In Praise of Ex-Boyfriends
So as the song about the big yellow taxi goes "You don't know what you got till its gone . . . They paved paradise and put up a parking lot." I know it might sound weird but the last year of constant dating and the random cast of "odd" fellows I have met has made me appreciate my ex-boyfriends. I fully admit that at the time of the breakups with said various exes it is likely I would have declared them completely without merit and likely made fun of their frailties.
However, as time has passed and my experience with dating a wider range of people has grown. . .I realized I didn't really have it all that bad. While yes it is best that I eventually parted ways with them and no none of them was "the guy", they really on the whole compared to what is "out there" were actually in many ways exceptional. They were often smart, funny, accomplished, and caring and in general really good people. Even now I know if I really needed something it is likely that I could call them up and within reason they would help me out if they could.

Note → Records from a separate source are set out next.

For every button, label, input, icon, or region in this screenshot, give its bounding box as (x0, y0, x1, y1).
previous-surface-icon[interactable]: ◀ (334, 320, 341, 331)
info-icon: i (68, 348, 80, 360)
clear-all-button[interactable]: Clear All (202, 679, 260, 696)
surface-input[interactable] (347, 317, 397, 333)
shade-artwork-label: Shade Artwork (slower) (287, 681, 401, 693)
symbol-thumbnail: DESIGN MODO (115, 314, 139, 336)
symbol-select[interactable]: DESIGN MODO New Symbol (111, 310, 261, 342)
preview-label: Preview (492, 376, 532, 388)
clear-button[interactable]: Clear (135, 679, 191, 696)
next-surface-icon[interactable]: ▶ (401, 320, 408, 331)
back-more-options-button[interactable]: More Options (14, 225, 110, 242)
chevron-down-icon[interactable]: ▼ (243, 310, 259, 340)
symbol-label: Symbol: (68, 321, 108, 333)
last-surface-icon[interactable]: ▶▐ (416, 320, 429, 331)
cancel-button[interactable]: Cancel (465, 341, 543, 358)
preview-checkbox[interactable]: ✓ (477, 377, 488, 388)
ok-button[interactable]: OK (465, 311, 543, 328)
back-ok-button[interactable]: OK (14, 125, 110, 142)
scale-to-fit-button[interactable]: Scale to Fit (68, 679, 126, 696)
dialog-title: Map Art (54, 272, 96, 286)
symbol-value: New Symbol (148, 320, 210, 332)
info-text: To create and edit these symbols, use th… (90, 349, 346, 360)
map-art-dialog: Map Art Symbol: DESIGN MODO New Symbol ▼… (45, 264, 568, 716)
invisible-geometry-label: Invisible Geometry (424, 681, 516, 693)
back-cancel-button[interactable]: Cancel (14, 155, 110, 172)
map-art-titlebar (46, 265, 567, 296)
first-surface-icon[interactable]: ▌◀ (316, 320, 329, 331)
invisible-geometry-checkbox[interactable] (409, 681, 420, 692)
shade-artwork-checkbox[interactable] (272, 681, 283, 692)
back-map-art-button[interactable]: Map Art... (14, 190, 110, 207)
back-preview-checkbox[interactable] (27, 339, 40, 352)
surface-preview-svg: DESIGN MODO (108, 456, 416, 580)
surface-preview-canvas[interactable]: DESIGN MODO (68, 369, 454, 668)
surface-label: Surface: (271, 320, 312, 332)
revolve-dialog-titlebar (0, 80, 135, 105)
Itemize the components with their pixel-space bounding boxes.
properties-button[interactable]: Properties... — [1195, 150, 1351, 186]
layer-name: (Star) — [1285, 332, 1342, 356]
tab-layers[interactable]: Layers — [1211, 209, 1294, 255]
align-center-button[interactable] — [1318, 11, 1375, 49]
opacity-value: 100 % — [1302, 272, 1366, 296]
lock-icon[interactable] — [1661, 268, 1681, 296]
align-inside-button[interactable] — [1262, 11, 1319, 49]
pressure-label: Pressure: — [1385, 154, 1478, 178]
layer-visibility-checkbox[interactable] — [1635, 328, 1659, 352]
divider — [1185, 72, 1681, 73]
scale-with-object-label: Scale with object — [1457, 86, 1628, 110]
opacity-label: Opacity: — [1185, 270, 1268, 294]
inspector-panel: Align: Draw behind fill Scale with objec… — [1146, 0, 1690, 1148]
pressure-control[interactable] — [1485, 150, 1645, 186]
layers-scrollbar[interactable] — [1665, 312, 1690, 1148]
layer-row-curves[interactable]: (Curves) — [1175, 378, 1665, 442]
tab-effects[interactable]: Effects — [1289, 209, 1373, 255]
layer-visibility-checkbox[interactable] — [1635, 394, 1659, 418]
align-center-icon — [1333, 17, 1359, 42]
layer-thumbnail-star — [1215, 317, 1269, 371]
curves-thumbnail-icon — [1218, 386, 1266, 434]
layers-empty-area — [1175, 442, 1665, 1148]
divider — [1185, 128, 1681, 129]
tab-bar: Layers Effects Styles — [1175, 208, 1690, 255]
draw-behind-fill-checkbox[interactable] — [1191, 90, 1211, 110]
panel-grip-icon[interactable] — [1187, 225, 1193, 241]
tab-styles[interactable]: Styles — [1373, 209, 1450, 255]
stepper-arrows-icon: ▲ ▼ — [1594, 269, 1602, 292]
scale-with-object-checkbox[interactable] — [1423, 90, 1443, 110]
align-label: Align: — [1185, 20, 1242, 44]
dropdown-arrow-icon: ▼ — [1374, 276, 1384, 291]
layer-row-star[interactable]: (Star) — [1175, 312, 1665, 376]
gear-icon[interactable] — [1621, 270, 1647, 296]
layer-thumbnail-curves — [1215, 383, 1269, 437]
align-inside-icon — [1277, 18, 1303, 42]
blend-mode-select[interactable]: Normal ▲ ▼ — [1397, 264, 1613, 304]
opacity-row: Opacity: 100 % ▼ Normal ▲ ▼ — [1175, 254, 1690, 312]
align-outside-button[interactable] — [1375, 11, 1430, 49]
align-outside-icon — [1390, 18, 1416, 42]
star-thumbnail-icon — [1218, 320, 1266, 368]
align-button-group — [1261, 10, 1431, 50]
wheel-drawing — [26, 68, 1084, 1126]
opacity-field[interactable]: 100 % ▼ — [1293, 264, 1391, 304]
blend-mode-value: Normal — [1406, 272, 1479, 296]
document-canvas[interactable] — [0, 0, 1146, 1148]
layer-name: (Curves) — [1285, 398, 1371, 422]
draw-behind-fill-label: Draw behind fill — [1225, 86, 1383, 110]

I also feel with each boyfriend I get a little closer to knowing what I really want and each boyfriend tends to conform to that ideal a little better. While the space between the boyfriends also seems to be getting greater. . .I also think that this is mostly because I am less willing to go backward and to settle for relationships that are more flawed than those I have already had. So for Christmas this year. . .I guess I am giving myself a little hope . . .if I am lucky and the progress tends to continue then someday, somehow I will meet the guy for me and cure this chronic condition.